The Death of John Wilkes Booth
The man who killed Abraham Lincoln was shot dead on 26 April, 1865.
Born in 1838 in the state of Maryland, President Lincoln’s assassin was christened in honour of the English radical John Wilkes. A handsome young actor, he was a fanatical supporter of the South in the Civil War and of the institution of slavery. Booth had often performed at Ford’s Theatre in Washington DC and was well known there. On April 14th, 1865 he heard that Lincoln would attend a play there that evening. He promptly decided to murder the president, assigning a fellow-conspirator called George Azerodt to kill the vice-president, Andrew Johnson, and another, Lewis Powell, to kill William Seward, the secretary of state.
Booth rode to the theatre armed with a pistol, went into the president’s box and fired a single shot into the back of Lincoln’s head. He leapt down from the box onto the stage and escaped in the uproar to an alley outside where his horse was being held for him. Booth and a co-conspirator called David Herold rode away together and fled south into Maryland, hiding in the woods and presently crossing into Virginia. Meanwhile, George Azerodt had made no attempt to kill the vice-president, but Lewis Powell had attacked and injured William Seward.
By April 24th Booth and Herold had reached Port Royal in Virginia, almost 90 miles south of Washington. The war department had offered a reward of $100,000 (worth more than $1.5 million today) for information leading to the arrest of Booth and his accomplices and federal troops were searching for them. The fugitives took refuge at the farm of a man called Richard H. Garrett, who apparently knew nothing of what had happened and let them sleep in one of his barns.
A band of soldiers arrived at the farm in the early hours of April 26th and surrounded the barn. Herold surrendered to them, but Booth defied them and they set the barn on fire. One of them saw Booth raise his gun to shoot – or said he did – and fired at him. Mortally wounded, he was dragged to the farmhouse where he died, after saying ‘Tell Mother I died for my country’.
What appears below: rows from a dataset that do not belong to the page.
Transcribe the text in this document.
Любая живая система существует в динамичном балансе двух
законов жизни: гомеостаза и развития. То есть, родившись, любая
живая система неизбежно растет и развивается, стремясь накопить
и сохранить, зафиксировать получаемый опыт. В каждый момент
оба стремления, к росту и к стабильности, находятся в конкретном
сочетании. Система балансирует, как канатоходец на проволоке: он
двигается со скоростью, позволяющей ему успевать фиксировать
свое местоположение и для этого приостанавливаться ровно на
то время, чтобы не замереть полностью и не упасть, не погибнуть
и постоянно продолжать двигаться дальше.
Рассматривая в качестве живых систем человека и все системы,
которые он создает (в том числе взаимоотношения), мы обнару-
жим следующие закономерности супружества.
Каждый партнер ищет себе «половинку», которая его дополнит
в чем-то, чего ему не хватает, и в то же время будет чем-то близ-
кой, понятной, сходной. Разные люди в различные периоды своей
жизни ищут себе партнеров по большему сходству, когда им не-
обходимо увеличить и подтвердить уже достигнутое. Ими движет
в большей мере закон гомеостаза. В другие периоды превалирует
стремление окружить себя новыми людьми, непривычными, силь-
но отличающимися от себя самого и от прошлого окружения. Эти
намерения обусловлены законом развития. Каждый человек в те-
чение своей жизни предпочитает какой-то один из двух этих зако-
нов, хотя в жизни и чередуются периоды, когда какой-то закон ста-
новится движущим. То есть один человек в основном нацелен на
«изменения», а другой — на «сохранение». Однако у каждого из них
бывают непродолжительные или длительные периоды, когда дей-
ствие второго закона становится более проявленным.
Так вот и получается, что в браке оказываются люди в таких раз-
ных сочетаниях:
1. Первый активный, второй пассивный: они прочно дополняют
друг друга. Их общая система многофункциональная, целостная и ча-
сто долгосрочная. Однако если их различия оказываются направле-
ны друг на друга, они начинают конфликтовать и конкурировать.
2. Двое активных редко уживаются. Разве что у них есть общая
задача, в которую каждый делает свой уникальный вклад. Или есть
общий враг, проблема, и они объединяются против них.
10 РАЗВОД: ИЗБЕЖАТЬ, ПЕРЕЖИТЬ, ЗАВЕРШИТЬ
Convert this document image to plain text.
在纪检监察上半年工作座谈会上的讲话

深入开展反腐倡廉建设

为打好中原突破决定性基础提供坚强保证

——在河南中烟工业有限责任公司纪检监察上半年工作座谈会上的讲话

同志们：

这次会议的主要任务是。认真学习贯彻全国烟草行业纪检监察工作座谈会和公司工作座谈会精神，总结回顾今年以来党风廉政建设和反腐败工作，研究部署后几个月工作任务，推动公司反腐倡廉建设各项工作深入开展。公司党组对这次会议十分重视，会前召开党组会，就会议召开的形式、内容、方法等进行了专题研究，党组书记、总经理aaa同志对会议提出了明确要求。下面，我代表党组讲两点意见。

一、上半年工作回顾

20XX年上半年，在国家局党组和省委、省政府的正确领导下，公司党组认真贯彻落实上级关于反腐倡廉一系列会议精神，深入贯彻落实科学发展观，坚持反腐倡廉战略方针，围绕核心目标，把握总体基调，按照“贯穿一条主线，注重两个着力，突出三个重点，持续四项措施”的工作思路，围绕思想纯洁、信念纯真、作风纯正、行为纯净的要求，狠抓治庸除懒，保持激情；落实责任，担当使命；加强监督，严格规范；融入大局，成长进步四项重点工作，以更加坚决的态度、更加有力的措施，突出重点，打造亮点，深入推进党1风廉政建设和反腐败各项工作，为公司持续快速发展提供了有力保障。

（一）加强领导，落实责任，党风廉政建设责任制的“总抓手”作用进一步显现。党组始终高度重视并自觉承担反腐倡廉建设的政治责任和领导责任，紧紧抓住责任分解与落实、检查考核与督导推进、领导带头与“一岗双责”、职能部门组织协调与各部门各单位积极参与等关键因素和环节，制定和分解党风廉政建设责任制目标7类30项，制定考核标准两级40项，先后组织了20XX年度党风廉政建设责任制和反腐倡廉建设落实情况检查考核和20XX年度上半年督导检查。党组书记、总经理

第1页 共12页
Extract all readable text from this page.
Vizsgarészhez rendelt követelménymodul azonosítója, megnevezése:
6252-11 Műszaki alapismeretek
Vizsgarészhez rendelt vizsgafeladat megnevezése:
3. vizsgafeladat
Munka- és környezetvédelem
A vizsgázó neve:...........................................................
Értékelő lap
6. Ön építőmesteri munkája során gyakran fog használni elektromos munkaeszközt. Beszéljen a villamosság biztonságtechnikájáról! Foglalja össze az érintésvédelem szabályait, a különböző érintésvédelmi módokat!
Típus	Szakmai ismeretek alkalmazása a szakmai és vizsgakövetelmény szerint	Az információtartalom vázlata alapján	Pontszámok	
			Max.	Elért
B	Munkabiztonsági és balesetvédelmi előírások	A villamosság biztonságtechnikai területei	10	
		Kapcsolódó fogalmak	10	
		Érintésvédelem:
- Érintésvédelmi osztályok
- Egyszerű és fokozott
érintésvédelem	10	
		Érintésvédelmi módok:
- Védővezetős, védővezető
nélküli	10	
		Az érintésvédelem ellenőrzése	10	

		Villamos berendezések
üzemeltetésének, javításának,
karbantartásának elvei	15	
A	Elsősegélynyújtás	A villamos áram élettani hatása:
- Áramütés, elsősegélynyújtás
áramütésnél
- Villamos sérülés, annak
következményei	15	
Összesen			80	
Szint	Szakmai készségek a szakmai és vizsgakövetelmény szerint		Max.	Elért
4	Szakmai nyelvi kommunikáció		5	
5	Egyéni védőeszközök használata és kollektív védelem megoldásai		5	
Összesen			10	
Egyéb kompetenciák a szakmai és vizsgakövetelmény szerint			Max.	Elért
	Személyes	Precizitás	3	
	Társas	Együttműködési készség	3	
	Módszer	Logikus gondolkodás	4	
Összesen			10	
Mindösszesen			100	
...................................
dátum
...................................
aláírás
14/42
The body was taken to Washington and buried. Herold, Azerodt and Powell were hanged along with Mary Surratt, a boarding house owner, while others involved were sentenced to life imprisonment. Booth’s corpse was later returned to his family and buried in 1869 in an unmarked grave in a cemetery in Baltimore. For years there were those who fantasised that the whole story was a lie and that Booth had escaped and was still alive somewhere, but there seems no doubt whatever that it was Booth’s body that was buried in Baltimore. He was just 26 when he died.